What you say is true from the command line, but currently there is no
way except via explicit arguments to control this from Java drivers. The
run() commands get a Configuration from AbstractJob via getConf() but
this returns null when calling from Java. I guess we could change the
job/run methods to accept a configuration argument and in place of the
numReducers.
The clustering drivers create a new configuration in those methods (not
calling getConf()) right now, setting the job parameters from explicit
arguments. I'll take a look at refactoring this and see if there is time
to do it by end of next week.

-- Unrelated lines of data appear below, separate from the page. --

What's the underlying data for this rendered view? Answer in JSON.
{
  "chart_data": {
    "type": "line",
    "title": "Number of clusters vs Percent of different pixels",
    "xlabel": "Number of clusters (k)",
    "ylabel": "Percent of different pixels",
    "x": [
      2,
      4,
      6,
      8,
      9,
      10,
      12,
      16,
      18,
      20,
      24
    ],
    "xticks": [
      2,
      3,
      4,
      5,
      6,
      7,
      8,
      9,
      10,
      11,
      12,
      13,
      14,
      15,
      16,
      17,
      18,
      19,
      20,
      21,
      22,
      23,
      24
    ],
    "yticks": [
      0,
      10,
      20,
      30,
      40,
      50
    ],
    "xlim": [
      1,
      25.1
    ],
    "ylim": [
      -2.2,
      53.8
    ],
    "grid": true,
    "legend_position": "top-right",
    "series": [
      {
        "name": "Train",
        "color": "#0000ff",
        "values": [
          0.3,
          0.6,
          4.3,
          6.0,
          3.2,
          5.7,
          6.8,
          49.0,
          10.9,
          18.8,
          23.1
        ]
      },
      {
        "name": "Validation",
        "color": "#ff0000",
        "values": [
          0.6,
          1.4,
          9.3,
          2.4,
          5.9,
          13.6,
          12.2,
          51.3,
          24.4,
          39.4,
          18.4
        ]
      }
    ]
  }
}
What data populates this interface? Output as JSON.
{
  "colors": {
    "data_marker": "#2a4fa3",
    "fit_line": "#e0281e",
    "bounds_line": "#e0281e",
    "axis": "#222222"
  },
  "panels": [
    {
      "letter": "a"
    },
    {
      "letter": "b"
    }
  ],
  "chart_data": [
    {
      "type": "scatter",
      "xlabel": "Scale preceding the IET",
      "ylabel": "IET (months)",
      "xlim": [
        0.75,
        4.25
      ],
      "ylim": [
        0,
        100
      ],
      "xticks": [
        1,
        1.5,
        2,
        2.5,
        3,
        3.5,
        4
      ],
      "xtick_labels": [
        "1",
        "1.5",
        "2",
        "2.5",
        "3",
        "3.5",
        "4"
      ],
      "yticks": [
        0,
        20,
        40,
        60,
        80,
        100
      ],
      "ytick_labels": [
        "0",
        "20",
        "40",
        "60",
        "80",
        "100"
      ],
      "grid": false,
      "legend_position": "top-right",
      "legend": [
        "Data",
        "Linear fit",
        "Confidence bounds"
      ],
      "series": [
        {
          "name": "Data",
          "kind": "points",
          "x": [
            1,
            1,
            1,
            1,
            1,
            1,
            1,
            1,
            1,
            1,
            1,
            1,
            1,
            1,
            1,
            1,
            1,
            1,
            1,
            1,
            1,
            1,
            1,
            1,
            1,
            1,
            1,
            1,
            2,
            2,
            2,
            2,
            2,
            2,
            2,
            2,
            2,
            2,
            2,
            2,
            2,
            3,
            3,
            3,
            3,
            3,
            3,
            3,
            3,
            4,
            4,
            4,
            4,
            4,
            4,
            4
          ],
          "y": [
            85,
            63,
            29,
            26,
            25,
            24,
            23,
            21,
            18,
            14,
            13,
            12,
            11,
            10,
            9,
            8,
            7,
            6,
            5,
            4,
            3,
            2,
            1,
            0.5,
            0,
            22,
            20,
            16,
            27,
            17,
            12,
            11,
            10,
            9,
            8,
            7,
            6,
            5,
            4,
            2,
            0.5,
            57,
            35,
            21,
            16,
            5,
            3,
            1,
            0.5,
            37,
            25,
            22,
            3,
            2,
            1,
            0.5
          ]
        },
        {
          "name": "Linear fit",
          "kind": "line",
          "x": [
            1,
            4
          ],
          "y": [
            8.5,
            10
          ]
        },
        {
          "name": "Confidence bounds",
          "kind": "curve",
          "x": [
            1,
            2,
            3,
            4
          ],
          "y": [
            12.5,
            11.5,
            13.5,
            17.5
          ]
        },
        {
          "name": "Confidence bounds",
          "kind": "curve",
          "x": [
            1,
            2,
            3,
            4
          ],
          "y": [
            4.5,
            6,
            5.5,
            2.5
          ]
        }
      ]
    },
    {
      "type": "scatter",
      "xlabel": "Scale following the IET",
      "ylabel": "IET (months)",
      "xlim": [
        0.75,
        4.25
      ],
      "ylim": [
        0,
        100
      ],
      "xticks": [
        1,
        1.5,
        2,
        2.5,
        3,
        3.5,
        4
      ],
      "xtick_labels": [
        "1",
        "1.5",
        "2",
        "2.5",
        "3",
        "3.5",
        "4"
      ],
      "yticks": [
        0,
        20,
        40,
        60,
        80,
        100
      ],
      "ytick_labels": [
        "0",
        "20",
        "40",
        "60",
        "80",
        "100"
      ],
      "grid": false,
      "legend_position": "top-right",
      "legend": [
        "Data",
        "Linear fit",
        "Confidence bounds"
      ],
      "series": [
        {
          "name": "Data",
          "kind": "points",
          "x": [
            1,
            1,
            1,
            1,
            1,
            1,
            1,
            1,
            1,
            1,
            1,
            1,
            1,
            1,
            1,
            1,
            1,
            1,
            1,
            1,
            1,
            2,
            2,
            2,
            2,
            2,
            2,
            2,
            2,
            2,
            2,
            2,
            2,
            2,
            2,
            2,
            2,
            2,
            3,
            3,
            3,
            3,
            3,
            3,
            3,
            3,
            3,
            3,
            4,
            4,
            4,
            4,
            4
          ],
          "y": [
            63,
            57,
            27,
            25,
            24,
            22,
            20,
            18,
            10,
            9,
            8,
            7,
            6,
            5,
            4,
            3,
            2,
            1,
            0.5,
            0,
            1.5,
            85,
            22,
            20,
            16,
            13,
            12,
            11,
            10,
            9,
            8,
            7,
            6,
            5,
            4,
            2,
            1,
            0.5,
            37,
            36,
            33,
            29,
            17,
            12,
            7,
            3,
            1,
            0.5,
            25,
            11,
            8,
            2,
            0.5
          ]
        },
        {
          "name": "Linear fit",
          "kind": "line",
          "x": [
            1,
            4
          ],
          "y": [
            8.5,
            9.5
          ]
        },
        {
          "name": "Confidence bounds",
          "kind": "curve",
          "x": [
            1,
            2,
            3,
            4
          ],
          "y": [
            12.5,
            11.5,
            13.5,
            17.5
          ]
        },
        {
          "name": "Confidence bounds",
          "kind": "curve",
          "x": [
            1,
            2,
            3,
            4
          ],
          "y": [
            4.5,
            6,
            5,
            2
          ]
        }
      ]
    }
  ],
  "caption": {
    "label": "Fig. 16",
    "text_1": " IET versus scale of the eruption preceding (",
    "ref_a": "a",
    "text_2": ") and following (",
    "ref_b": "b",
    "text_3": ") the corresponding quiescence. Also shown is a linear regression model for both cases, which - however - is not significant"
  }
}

Probably is, if this is at the top of my
list, but I will check.
Actually, you changed all the clustering driver methods back to statics
while fixing PMD/Checkstyle issues (r990892) and so getConf() cannot
even be called from them!
On 9/22/10 3:12 AM, Sean Owen (JIRA) wrote:
[
https://issues.apache.org/jira/browse/MAHOUT-414?page=com.atlassian.jira.plugin.system.issuetabpanels:comment-tabpanel&focusedCommentId=12913434#action_12913434
]
Sean Owen commented on MAHOUT-414:
----------------------------------
I tend to think this is, in fact, a Hadoop-level configuration. At times a job
may wish to force concurrency -- 1 job only when it knows there is no
parallelism available, or 2x more reducers than mappers when that's known to be
good.
Users can control this already via Hadoop. Letting them control it via
duplicate command line parameters doesn't add that. I agree, it's sometimes
hard to know how to set parallelism, though Hadoop's guesses are good.
When I see Hadoop's guesses are too low, it's because input is too small to
create enough input shards. This is a different issue.
So I guess I'm wondering what the concrete change here could be, for
discussion? since it's marked as 0.4.
Usability: Mahout applications need a consistent API to allow users to specify
desired map/reduce concurrency
-------------------------------------------------------------------------------------------------------------
Key: MAHOUT-414
URL: https://issues.apache.org/jira/browse/MAHOUT-414
Project: Mahout
Issue Type: Bug
Affects Versions: 0.3
Reporter: Jeff Eastman
Fix For: 0.4
If specifying the number of mappers and reducers is a common activity which
users need to perform in running Mahout applications on Hadoop clusters then we
need to have a standard way of specifying them in our APIs without exposing the
full set of Hadoop options, especially for our non-power-users. This is the
case for some applications already but others require the use of Hadoop-level
-D arguments to achieve reasonable out-of-the-box parallelism even when running
our examples. The usability defect is that some of our algorithms won't scale
without it and that we don't have a standard way to express this in our APIs.